The article summarizes a discussion conducted during a workshop at Becker's ASC Review and Becker's Spine Review 19th Annual Spine, Orthopedic and Pain Management-Driven ASC Conference in June 2022. Panelists Dr. Betsy Grunch, a neurosurgeon, and Janet Carlson, MSN, BSN, RN, highlighted Barricaid’s effectiveness at reducing the risk of reherniation for many of the 400,000 patients who undergo discectomies every year. Reherniation often occurs because of the size of the annular defect left in the disc post-surgery.
Citing their own experiences with Barricaid as well as the results of studies showing Barricaid can reduce reherniations by up to 81 percent, Grunch and Carlson praised the device as both extremely effective for avoiding reoperations and particularly well suited for use in ASCs because it is a minimally invasive technology that promotes faster recovery, facilitates surgeon efficiency, and does not require extensive staff training. In addition, because the cost of Barricaid is reimbursable (including for Medicare patients), ASCs are well positioned to improve cost containment by arranging managed care contracts with commercial payers and initiating direct-to-employer discussions as well as conversations around workers’ compensation. Ms. Carlson characterized the use of Barricaid as “a triple win: a win for the patients, a win for the company, and a win for [ASCs] operationally."

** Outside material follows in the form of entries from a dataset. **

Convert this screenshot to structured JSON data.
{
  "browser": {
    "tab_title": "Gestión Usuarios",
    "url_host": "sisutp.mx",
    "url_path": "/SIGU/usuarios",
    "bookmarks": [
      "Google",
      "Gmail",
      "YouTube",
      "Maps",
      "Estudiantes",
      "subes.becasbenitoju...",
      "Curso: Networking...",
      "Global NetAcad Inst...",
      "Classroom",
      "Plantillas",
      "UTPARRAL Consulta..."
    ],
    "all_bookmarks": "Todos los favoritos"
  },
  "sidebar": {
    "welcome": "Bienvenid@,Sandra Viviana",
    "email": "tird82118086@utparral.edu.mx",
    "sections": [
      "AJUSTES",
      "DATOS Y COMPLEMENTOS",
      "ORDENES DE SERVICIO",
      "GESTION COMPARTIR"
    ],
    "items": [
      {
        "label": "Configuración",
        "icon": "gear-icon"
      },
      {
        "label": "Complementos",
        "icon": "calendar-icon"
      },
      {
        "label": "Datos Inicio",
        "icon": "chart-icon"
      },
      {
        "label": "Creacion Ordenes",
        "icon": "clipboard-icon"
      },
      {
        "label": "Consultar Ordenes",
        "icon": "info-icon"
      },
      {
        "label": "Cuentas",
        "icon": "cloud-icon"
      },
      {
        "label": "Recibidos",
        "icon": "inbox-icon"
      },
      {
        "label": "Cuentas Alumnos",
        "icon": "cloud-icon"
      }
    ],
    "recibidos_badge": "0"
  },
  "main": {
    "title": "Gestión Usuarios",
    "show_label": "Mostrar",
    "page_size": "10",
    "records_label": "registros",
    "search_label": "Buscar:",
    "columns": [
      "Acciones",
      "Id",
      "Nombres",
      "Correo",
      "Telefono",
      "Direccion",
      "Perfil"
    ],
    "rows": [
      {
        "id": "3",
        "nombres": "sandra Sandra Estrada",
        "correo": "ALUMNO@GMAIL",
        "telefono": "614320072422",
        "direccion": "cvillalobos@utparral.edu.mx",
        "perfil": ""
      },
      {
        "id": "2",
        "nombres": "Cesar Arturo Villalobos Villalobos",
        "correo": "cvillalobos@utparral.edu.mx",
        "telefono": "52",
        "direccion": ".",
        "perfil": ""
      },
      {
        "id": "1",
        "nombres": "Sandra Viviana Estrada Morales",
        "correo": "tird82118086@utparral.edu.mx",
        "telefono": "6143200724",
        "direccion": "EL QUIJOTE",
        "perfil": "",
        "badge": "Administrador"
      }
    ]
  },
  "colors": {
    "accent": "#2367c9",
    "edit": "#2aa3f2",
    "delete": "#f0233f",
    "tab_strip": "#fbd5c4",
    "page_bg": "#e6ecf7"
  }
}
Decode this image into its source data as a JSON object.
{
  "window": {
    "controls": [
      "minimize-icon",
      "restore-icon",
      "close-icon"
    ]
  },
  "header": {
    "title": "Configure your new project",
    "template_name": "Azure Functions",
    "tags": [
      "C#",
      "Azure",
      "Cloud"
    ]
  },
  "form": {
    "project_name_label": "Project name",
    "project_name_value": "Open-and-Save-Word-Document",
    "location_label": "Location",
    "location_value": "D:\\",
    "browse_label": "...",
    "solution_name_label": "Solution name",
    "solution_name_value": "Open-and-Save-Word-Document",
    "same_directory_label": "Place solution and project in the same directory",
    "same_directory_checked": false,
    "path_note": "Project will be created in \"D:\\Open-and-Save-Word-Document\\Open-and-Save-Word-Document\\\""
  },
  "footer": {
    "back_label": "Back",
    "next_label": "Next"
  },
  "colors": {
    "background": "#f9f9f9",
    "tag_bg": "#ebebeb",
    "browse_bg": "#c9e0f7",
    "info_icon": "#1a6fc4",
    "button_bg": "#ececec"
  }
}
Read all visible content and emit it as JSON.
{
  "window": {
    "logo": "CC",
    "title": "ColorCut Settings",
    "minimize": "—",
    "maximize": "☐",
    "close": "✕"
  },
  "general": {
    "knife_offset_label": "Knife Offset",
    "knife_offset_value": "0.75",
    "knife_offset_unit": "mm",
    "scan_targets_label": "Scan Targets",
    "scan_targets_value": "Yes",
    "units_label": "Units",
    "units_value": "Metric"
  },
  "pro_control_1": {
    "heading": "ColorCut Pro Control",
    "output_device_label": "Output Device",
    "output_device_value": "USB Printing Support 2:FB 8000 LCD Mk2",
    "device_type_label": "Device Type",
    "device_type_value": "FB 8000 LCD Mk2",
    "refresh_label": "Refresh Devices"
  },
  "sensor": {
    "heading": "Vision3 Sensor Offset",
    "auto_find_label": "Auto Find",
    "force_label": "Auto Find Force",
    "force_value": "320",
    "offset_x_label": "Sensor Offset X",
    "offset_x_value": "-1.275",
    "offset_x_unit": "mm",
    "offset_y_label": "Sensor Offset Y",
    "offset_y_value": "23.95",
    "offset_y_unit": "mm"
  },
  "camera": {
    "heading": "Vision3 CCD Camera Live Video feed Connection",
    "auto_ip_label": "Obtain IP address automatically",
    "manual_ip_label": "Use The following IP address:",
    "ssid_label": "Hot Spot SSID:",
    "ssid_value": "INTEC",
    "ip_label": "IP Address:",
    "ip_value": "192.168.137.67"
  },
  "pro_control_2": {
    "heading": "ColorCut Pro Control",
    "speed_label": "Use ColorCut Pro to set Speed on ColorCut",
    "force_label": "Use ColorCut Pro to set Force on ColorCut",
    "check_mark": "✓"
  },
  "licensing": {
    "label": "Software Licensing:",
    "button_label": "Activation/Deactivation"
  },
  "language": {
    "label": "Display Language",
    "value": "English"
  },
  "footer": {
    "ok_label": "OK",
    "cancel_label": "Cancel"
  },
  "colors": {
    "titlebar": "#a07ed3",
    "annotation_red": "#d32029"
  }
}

One of the main concerns with discectomy surgery is the significant risk of reherniation—where the same disc herniates again through a hole left after surgery. In fact, patients with these large holes in their discs are more than twice as likely to reinjure themselves by experiencing what is known as a reherniation. Fortunately, Barricaid is a bone-anchored barrier designed to close these holes, and 95 percent of Barricaid patients didn’t undergo a reoperation due to reherniation in a 2-year study timeframe. This treatment is done immediately following the discectomy—during the same operation—and does not require any additional incisions or time in the hospital.